O público irá conferir também os clássicos da resistência à ditadura no Brasil: Pra Não Dizer Que Não Falei das Flores, de Geraldo Vandré (1968) e Roda Viva, de Chico Buarque (1967). Também foram selecionadas composições do rock nacional e a precarização civil pós-ditadura com as músicas Que País É Este?, da Legião Urbana (1987) e Comida, dos Titãs (1987). Até mesmo músicas carnavalescas foram adaptadas por Ernani Teixeira na série que inclui as composições de protesto: Proibido o Carnaval, de Daniela Mercury (2019), O Conto do Vigário, de São Clemente (2020) e o samba-enredo da Mangueira, A Verdade Vos Fará Livres (2020). 

Há também no repertório de Sons de Liberdade uma série de composições que expressam a alegria e a esperança como forma de resistência. Neste momento, o quarteto tocará as músicas: Alegria, Alegria, de Caetano Veloso (1967), O Bêbado e a Equilibrista, de Aldir Blanc e João Bosco (1979),  Apesar de Você, de Chico Buarque (1970), Vai Passar, de Chico Buarque (1984), É, de Gonzaguinha (1988) e Sujeito de Sorte, de Belchior (1976). 

Sons de Liberdade tem a produção executiva e financeira de Wannyse Zivko (Arte & Efeito Produções Artísticas) e foi contemplado pelo edital ProAC Expresso Lei Aldir Blanc – ProAC LAB 42/2021, com recurso advindo do Governo Federal, através do Governo do Estado de São Paulo / Secretaria de Cultura e Economia Criativa. 

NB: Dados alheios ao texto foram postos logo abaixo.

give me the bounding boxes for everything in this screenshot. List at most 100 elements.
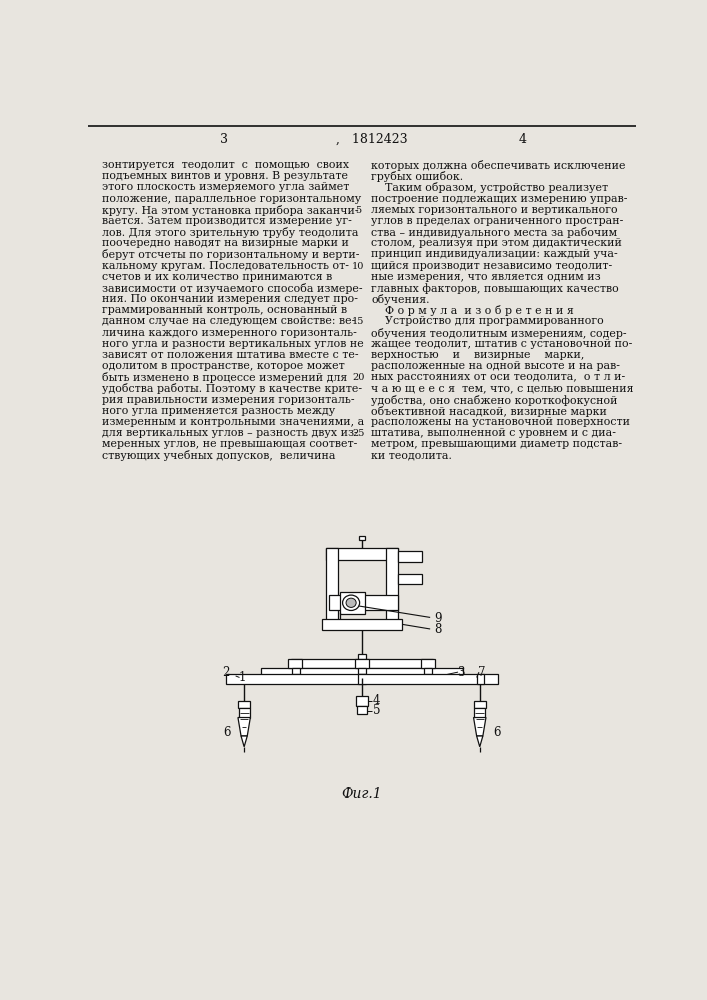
Text: личина каждого измеренного горизонталь-: личина каждого измеренного горизонталь-	[103, 328, 357, 338]
Bar	[356, 696, 368, 706]
Text: столом, реализуя при этом дидактический: столом, реализуя при этом дидактический	[371, 238, 622, 248]
Text: 9: 9	[434, 612, 442, 625]
Text: 3: 3	[220, 133, 228, 146]
Text: 3: 3	[457, 666, 465, 679]
Ellipse shape	[343, 595, 360, 610]
Text: грубых ошибок.: грубых ошибок.	[371, 171, 463, 182]
Bar	[327, 548, 397, 560]
Bar	[291, 659, 433, 668]
Bar	[357, 706, 367, 714]
Text: 8: 8	[434, 623, 441, 636]
Bar	[397, 551, 422, 562]
Text: расположенные на одной высоте и на рав-: расположенные на одной высоте и на рав-	[371, 361, 620, 371]
Text: объективной насадкой, визирные марки: объективной насадкой, визирные марки	[371, 406, 607, 417]
Text: для вертикальных углов – разность двух из-: для вертикальных углов – разность двух и…	[103, 428, 358, 438]
Polygon shape	[238, 718, 250, 736]
Bar	[358, 668, 366, 674]
Text: берут отсчеты по горизонтальному и верти-: берут отсчеты по горизонтальному и верти…	[103, 249, 360, 260]
Bar	[397, 574, 422, 584]
Text: подъемных винтов и уровня. В результате: подъемных винтов и уровня. В результате	[103, 171, 349, 181]
Text: кругу. На этом установка прибора заканчи-: кругу. На этом установка прибора заканчи…	[103, 205, 359, 216]
Bar	[421, 659, 435, 668]
Bar	[327, 548, 338, 621]
Text: зонтируется  теодолит  с  помощью  своих: зонтируется теодолит с помощью своих	[103, 160, 349, 170]
Ellipse shape	[346, 598, 356, 607]
Text: быть изменено в процессе измерений для: быть изменено в процессе измерений для	[103, 372, 348, 383]
Bar	[355, 659, 369, 668]
Bar	[358, 654, 366, 660]
Text: данном случае на следующем свойстве: ве-: данном случае на следующем свойстве: ве-	[103, 316, 356, 326]
Polygon shape	[241, 736, 247, 747]
Text: принцип индивидуализации: каждый уча-: принцип индивидуализации: каждый уча-	[371, 249, 618, 259]
Text: 10: 10	[352, 262, 364, 271]
Bar	[474, 708, 485, 718]
Text: 6: 6	[493, 726, 501, 739]
Text: поочередно наводят на визирные марки и: поочередно наводят на визирные марки и	[103, 238, 349, 248]
Text: измеренным и контрольными значениями, а: измеренным и контрольными значениями, а	[103, 417, 365, 427]
Bar	[386, 548, 397, 621]
Bar	[322, 619, 402, 630]
Text: обучения.: обучения.	[371, 294, 430, 305]
Text: ного угла и разности вертикальных углов не: ного угла и разности вертикальных углов …	[103, 339, 364, 349]
Text: расположены на установочной поверхности: расположены на установочной поверхности	[371, 417, 630, 427]
Text: построение подлежащих измерению управ-: построение подлежащих измерению управ-	[371, 194, 628, 204]
Text: зависят от положения штатива вместе с те-: зависят от положения штатива вместе с те…	[103, 350, 359, 360]
Text: ляемых горизонтального и вертикального: ляемых горизонтального и вертикального	[371, 205, 618, 215]
Bar	[226, 674, 366, 684]
Bar	[474, 701, 486, 708]
Bar	[261, 668, 462, 678]
Text: 25: 25	[352, 429, 364, 438]
Text: меренных углов, не превышающая соответ-: меренных углов, не превышающая соответ-	[103, 439, 358, 449]
Text: щийся производит независимо теодолит-: щийся производит независимо теодолит-	[371, 261, 612, 271]
Text: счетов и их количество принимаются в: счетов и их количество принимаются в	[103, 272, 332, 282]
Bar	[238, 701, 250, 708]
Text: 15: 15	[352, 317, 364, 326]
Text: ния. По окончании измерения следует про-: ния. По окончании измерения следует про-	[103, 294, 358, 304]
Text: 4: 4	[373, 694, 380, 707]
Bar	[292, 668, 300, 674]
Bar	[340, 592, 365, 614]
Text: Устройство для программированного: Устройство для программированного	[371, 316, 604, 326]
Text: штатива, выполненной с уровнем и с диа-: штатива, выполненной с уровнем и с диа-	[371, 428, 617, 438]
Text: ного угла применяется разность между: ного угла применяется разность между	[103, 406, 336, 416]
Text: 1: 1	[238, 671, 245, 684]
Bar	[477, 674, 484, 684]
Text: этого плоскость измеряемого угла займет: этого плоскость измеряемого угла займет	[103, 182, 350, 192]
Text: рия правильности измерения горизонталь-: рия правильности измерения горизонталь-	[103, 395, 355, 405]
Text: ных расстояниях от оси теодолита,  о т л и-: ных расстояниях от оси теодолита, о т л …	[371, 372, 626, 382]
Text: ,   1812423: , 1812423	[337, 133, 408, 146]
Text: жащее теодолит, штатив с установочной по-: жащее теодолит, штатив с установочной по…	[371, 339, 633, 349]
Text: 5: 5	[373, 704, 380, 717]
Text: Ф о р м у л а  и з о б р е т е н и я: Ф о р м у л а и з о б р е т е н и я	[371, 305, 574, 316]
Bar	[288, 659, 303, 668]
Text: Фиг.1: Фиг.1	[341, 787, 382, 801]
Text: удобства, оно снабжено короткофокусной: удобства, оно снабжено короткофокусной	[371, 395, 618, 406]
Text: 6: 6	[223, 726, 231, 739]
Text: зависимости от изучаемого способа измере-: зависимости от изучаемого способа измере…	[103, 283, 363, 294]
Bar	[239, 708, 250, 718]
Bar	[358, 674, 498, 684]
Text: ства – индивидуального места за рабочим: ства – индивидуального места за рабочим	[371, 227, 617, 238]
Text: ки теодолита.: ки теодолита.	[371, 450, 452, 460]
Text: удобства работы. Поэтому в качестве крите-: удобства работы. Поэтому в качестве крит…	[103, 383, 363, 394]
Text: кальному кругам. Последовательность от-: кальному кругам. Последовательность от-	[103, 261, 349, 271]
Text: Таким образом, устройство реализует: Таким образом, устройство реализует	[371, 182, 609, 193]
Text: которых должна обеспечивать исключение: которых должна обеспечивать исключение	[371, 160, 626, 171]
Text: ствующих учебных допусков,  величина: ствующих учебных допусков, величина	[103, 450, 336, 461]
Text: верхностью    и    визирные    марки,: верхностью и визирные марки,	[371, 350, 585, 360]
Text: ч а ю щ е е с я  тем, что, с целью повышения: ч а ю щ е е с я тем, что, с целью повыше…	[371, 383, 633, 393]
Text: 4: 4	[518, 133, 527, 146]
Bar	[329, 595, 397, 610]
Text: главных факторов, повышающих качество: главных факторов, повышающих качество	[371, 283, 619, 294]
Text: 20: 20	[352, 373, 364, 382]
Text: граммированный контроль, основанный в: граммированный контроль, основанный в	[103, 305, 347, 315]
Text: 5: 5	[355, 206, 361, 215]
Text: углов в пределах ограниченного простран-: углов в пределах ограниченного простран-	[371, 216, 624, 226]
Polygon shape	[474, 718, 486, 736]
Text: положение, параллельное горизонтальному: положение, параллельное горизонтальному	[103, 194, 361, 204]
Text: лов. Для этого зрительную трубу теодолита: лов. Для этого зрительную трубу теодолит…	[103, 227, 359, 238]
Text: одолитом в пространстве, которое может: одолитом в пространстве, которое может	[103, 361, 345, 371]
Bar	[359, 536, 365, 540]
Text: вается. Затем производится измерение уг-: вается. Затем производится измерение уг-	[103, 216, 352, 226]
Polygon shape	[477, 736, 483, 747]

Além da estreia em Campinas, o show será apresentado no dia 25 de setembro às 16h no Armazém da Cultura Maria Dirce Camargo, em Piracicaba, e no dia 1º de outubro – véspera de eleição- em São Paulo.

Sobre o jazz manouche

O jazz manouche é um estilo que nasceu na França dos anos 30 sobretudo graças à parceria do guitarrista cigano virtuose Django Reinhardt e do violinista virtuose Stéphane Grappelli que, juntos, integravam o “Quintette du Hot Club de France”. Enquanto o jazz americano era conhecido pelos instrumentos de metal (trompetes, saxofones) e tambores advindos das brass bands militares após a Guerra Civil e por instrumentos estacionários como o piano, o jazz cigano-francês se caracterizou pelos instrumentos de cordas (violino, violão, contrabaixo acústico) e necessariamente portáteis (acordeon, ao invés do piano) por serem mais adequados à vida nômade dos ciganos. Assim, ao invés da bateria, quem faz a função de ‘marcação rítmica’ são os violões-base, que fazem a batida conhecida no jazz manouche como “la pompe” (a bomba, de ‘bombear’). Essa sonoridade de jazz com violino bem lírico sobre uma base de violões marcando o ritmo e um violão solista ‘apaixonado e virtuoso’ é característicamente francesa.

Sons de Liberdade

Show de música instrumental no estilo manouche (gypsy swing) que mistura o repertório ‘Zazou’ com músicas brasileiras de conteúdo político de várias épocas e algumas canções internacionais com esse mesmo enfoque.

Com Ernani Teixeira (violino), Marcelo Modesto (violão cigano), Bina  Coquet (violão cigano) e Nando Vicencio (contrabaixo acústico).

Duração: 80 minutos. Classificação: Livre. Indicação: Jovens e adultos.

28/8 às 17h no Centro Cultural Casarão (R. Maria Ribeiro Sampaio Reginato, S/N – Barão Geraldo, Campinas – SP. Tel: 19 3287-6800). Entrada gratuita. Os convites começam a ser distribuídos 1h antes do show.